Dennis Trout, professor of ancient Mediterranean studies in the College of Arts and Science, has been awarded a Rome Prize Fellowship from the American Academy in Rome. Considered a highly prestigious award by the National Research Council, the Rome Prize affords its recipients the opportunity to live at the American Academy in Rome, use the academy’s research library and other resources, and join the academy’s community of Rome Prize winners and visiting scholars.
Trout will spend ten months at the academy completing his book "Reimagining Rome: Emperors, Popes, and the Cult of the Saints." The book is a study of the transformation of the city of Rome from the fourth century through the early seventh. It considers how a city once full of gods became a city full of saints and emerged during this time as the Latin West’s most important pilgrimage center, redefined by the relics and tombs of the city’s numerous martyrs and saints.

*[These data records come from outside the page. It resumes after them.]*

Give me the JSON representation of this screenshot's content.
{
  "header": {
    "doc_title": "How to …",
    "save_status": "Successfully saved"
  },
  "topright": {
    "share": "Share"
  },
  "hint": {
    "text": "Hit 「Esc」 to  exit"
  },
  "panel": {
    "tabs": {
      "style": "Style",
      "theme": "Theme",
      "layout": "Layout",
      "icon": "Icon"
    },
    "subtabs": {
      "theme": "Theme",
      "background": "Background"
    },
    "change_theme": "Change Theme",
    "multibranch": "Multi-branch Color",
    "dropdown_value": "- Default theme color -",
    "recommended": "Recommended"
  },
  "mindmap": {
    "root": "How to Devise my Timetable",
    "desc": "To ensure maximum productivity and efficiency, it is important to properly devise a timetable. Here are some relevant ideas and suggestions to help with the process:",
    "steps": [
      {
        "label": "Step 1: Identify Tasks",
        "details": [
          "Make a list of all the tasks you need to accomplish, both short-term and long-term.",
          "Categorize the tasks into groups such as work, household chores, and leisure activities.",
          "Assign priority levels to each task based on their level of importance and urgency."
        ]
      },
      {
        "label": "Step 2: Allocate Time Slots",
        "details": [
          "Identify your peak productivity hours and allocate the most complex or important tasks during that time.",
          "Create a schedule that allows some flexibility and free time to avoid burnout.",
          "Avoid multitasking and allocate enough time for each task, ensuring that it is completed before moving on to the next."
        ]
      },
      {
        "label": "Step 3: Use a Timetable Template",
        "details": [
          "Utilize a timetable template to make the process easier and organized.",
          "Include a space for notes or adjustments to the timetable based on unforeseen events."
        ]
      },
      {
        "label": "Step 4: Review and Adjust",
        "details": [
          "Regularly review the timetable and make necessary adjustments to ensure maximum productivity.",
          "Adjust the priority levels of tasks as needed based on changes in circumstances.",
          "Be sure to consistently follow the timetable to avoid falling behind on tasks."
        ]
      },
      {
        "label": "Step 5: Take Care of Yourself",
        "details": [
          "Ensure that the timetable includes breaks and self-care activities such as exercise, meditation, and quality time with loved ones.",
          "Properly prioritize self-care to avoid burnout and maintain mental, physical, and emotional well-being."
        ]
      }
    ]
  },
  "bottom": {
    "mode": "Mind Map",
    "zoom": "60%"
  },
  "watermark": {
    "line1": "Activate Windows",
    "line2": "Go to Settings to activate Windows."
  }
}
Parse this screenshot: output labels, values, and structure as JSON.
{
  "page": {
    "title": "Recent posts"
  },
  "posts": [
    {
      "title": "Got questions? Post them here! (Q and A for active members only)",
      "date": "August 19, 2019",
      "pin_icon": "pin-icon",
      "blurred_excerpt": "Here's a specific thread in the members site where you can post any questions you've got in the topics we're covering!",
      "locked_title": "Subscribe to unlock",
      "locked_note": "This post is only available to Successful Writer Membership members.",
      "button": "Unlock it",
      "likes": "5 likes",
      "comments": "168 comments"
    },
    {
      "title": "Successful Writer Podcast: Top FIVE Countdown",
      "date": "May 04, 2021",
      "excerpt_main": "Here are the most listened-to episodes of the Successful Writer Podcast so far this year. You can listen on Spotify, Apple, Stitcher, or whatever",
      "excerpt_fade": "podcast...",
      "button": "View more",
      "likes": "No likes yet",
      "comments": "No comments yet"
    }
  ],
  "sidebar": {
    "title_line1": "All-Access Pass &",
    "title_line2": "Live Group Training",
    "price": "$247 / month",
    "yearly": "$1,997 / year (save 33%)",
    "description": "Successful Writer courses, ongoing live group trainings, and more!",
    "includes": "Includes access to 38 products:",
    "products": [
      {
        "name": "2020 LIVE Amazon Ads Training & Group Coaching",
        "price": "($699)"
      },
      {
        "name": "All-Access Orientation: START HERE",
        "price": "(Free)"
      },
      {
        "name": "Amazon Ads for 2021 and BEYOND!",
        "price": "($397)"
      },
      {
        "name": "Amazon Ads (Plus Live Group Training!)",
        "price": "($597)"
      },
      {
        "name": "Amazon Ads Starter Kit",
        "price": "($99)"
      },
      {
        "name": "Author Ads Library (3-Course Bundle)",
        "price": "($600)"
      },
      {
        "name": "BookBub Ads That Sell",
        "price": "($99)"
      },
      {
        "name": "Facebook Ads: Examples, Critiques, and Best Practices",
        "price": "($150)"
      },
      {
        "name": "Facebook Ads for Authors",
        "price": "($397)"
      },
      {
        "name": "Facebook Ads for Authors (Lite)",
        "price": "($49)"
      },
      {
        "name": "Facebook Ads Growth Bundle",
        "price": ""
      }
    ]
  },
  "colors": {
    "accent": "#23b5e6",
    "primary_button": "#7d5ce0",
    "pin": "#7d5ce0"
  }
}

Trout is the chair of the Department of Classics, Archaeology, and Religion and has published widely on the phenomena of urban, civic, and religious transformation in the late ancient world with particular attention to the material and epigraphic, as well as literary sources preserved from this age.
For more than a century, the American Academy has awarded the Rome Prize to support innovative and cross-disciplinary work in the arts and humanities. The selection process is highly competitive with less than three percent of applicants being awarded Rome Prizes for 2024-25. Next year’s cohort of thirty-one scholars and artists was publicly recognized in a ceremony on April 25 at Carnegie Hall.